As a teenager I remember reading biographies of missionaries and dreaming of someday living in a jungle with the natives and heroically preaching the gospel and translating scripture in my grass hut. Many were the times that I prayed, “Here I am Lord, send me!” My heart though mixed with selfish ambition and pride was to be used in God’s kingdom.
In time my missionary dreams faded in light of my new passion for the local church. Fantasies of jungle evangelism gave way to me actually leading a high school girls’ Bible study and playing keyboard every Sunday morning. New dreams of being a pastor’s wife (a dream that came true!) and maybe even church planting emerged. “Here am I. Send me,” still echoed in my heart.
Then, a new season dawned in my life…motherhood. God made my entrance into motherhood such that I had to rather abruptly be removed from involvement in both youth group and and worship team to care for twins. And just to ensure that I wouldn’t go back to other ministries too soon – five months after the twins were born, I was pregnant again. Those dreams of heroic missionary work, leading Bible studies, and being right with my husband at various meetings and ministry events were interrupted by 2 am feedings, 16 diaper changes a day, and raging hormones.
Even though I absolutely enjoyed my babies, in the first three years or so, I often found myself overwhelmed and frazzled. I couldn’t seem to stay motivated to keep doing the same things over and over. I was tired of being confronted with my inadequacy to do this mom thing. But God in His mercy broke through. It wasn’t a sudden revelation, but more of a dawning on me. I was always looking for the grand, heroic gesture to glorify God. Looking back, my desire was really for my own glory (a testimony in and of itself). With much patience God revealed to me that true godliness that glorifies Him is evident in the mundane moments of life. Yes, I was willing to go to the jungles of Africa, but was I willing to go to the playroom and pick up the toys for the fifth time that day. Yes, I was willing to preach to the natives, but was I willing to view disciplining my children as opportunities to further the Gospel in their lives. Instead of translating scripture, was I willing to translate the Bible to a preschooler, like when I had to explain that the verse says, “only begotten Son” not “only forgotten Son”.

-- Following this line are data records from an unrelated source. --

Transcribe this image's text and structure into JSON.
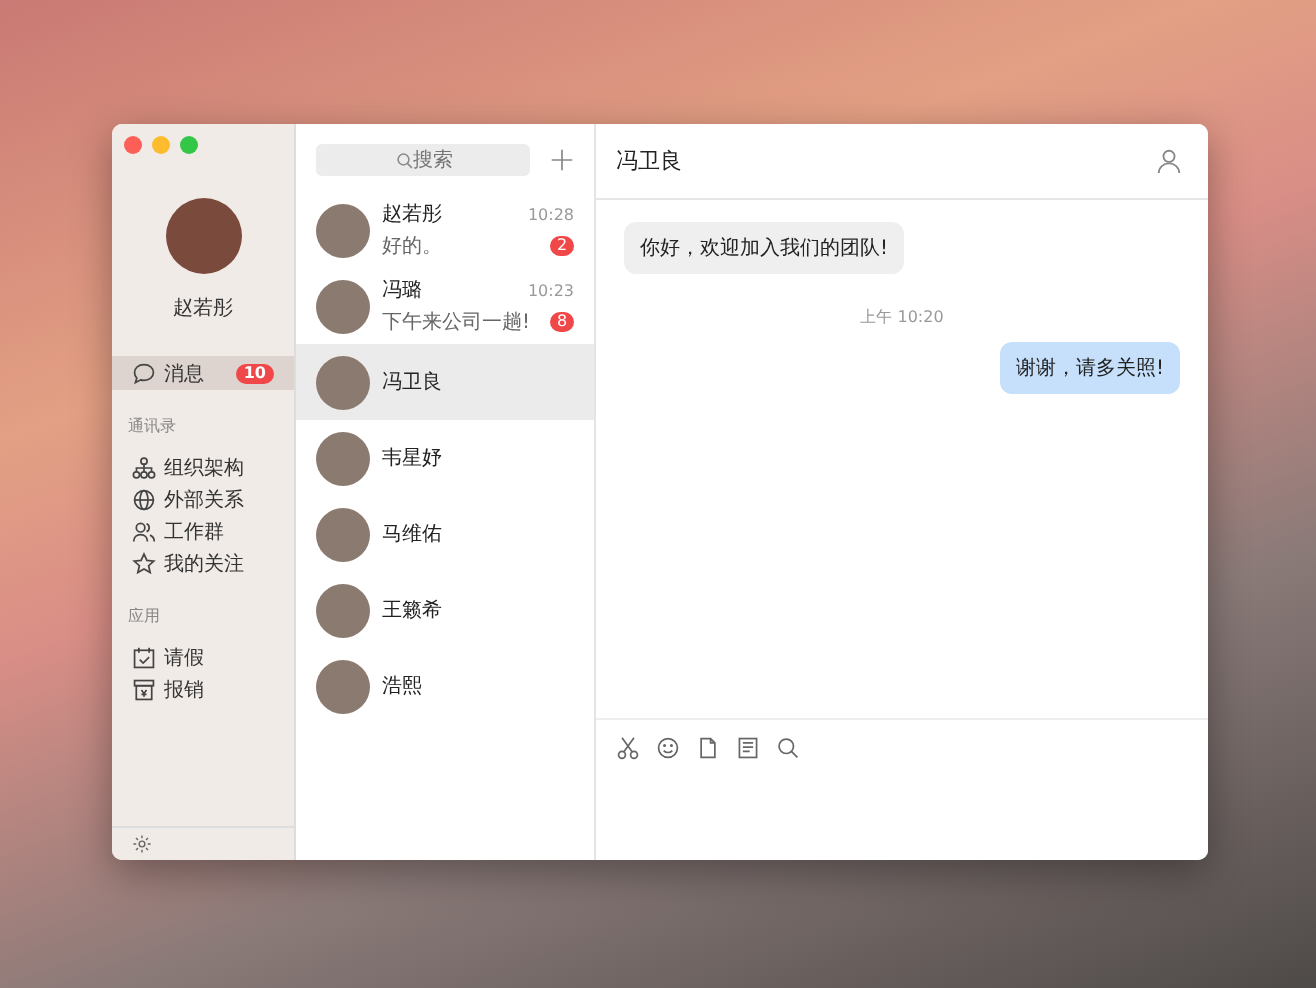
{
  "user": {
    "name": "赵若彤"
  },
  "nav": {
    "messages": {
      "label": "消息",
      "badge": "10",
      "selected": true
    },
    "sections": [
      {
        "title": "通讯录",
        "items": [
          {
            "label": "组织架构",
            "kind": "org"
          },
          {
            "label": "外部关系",
            "kind": "globe"
          },
          {
            "label": "工作群",
            "kind": "group"
          },
          {
            "label": "我的关注",
            "kind": "star"
          }
        ]
      },
      {
        "title": "应用",
        "items": [
          {
            "label": "请假",
            "kind": "calendar"
          },
          {
            "label": "报销",
            "kind": "receipt"
          }
        ]
      }
    ]
  },
  "search": {
    "placeholder": "搜索"
  },
  "conversations": [
    {
      "name": "赵若彤",
      "preview": "好的。",
      "time": "10:28",
      "badge": "2",
      "selected": false
    },
    {
      "name": "冯璐",
      "preview": "下午来公司一趟!",
      "time": "10:23",
      "badge": "8",
      "selected": false
    },
    {
      "name": "冯卫良",
      "selected": true
    },
    {
      "name": "韦星妤",
      "selected": false
    },
    {
      "name": "马维佑",
      "selected": false
    },
    {
      "name": "王籁希",
      "selected": false
    },
    {
      "name": "浩熙",
      "selected": false
    }
  ],
  "chat": {
    "title": "冯卫良",
    "messages": [
      {
        "kind": "received",
        "text": "你好，欢迎加入我们的团队!"
      },
      {
        "kind": "time",
        "text": "上午 10:20"
      },
      {
        "kind": "sent",
        "text": "谢谢，请多关照!"
      }
    ]
  }
}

God has graciously revealed to me that He has ordained this season with all of its daily-ness. It is tailor made for His glory and my good. Indeed, it is nothing short of a miracle when God enables this selfish mother to keep up with laundry, build a Thomas track, and help the kids resolve conflict.
Something amazing has happened in this life of mine. I am finding that when I submit to this plan God designed for me to bring Him glory (which is still a daily battle), I find joy even in the most mundane task. How amazing that God would accept sweeping the floor as a spiritual act of worship (Romans 12). How amazing that when in my self-pity I think, “nobody sees or appreciates all that I am doing,” God whispers to me, “I see you.” How amazing that I can so tangibly feel the pleasure of God in me when I am simply building a lego house, teaching Math, or reading a story to my children.
If I could go back in time and whisper a word to that dreaming teenager that was me I would not say, “your dreams are too big!” I would say, “what is ahead is far beyond your wildest dreams!” My testimony is that God has patiently helped me to understand that in His kindness He has made bringing glory to Him in the daily events of life, a source of great joy…even better than dreaming.